In the early third century in North Africa, 22-year-old Perpetua was a well-educated noblewoman with a baby son. Following in her mother’s footsteps, she chose to follow Christ, well aware of the risks that would come from the Romans – namely Emperor Septimus Severus. Under his rule, it was forbidden to convert to Christianity, and converts were often subject to public executions by wild animals.

Unlike Perpetua, Felicity was a young slave. At the time of her arrest, Felicity was eight months pregnant. These women’s testimonies were recorded in a diary that Perpetua kept while she and her fellow sisters in Christ lived in a dungeon, awaiting execution for their faith. Accounts of this nature are rare for this period, but even more so from women. Perpetua’s account was prefaced and completed by a firsthand witness.

Leading up to her death, Perpetua was allowed to bring her infant into the dungeon with her. This allowed her to care for and wean him so that she could safely give him to her family upon her execution. In light of Perpetua’s looming execution, her father pleaded with her to renounce her faith, but she remained firm in her convictions.

As for Felicity, during her time in prison, she gave birth to a baby girl who a fellow Christian woman adopted. Amid the throes of labor, a Roman soldier mocked Felicity, questioning her ability to withstand the painful execution to come. Defiant against her captors and faithful unto the end, she replied, “Now it is I that suffer what I suffer; but then there will be another in me, who will suffer for me because I also am about to suffer for Him.”
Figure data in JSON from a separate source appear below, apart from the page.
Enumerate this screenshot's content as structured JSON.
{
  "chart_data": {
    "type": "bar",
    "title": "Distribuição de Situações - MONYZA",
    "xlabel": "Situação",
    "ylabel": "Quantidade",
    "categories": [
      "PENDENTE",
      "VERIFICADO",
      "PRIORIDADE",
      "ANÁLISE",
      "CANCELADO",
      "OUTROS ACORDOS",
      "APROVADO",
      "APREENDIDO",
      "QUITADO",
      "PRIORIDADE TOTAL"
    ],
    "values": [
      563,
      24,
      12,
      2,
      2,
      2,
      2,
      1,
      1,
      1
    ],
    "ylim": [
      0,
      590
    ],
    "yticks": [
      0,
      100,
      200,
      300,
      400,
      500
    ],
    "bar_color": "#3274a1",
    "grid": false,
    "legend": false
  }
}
On the way to their execution, the women entered the amphitheater singing. While the animals failed to kill the women, Felicity was knocked down at one point, and Perpetua grabbed her hand and helped her to her feet. It was eventually decided that the women would be beheaded instead. The witness who concluded the diary entries noted that Perpetua herself helped guide the gladiator’s weapon to her neck as his own hands shook.

These courageous believers set an example of fearless defiance against the tyrannical Roman leaders. They knew that no matter what the Roman guards took from them, from their freedom to their lives, it would all fall short of earning Jesus’ praise, telling them, “Well done, my good and faithful servant.”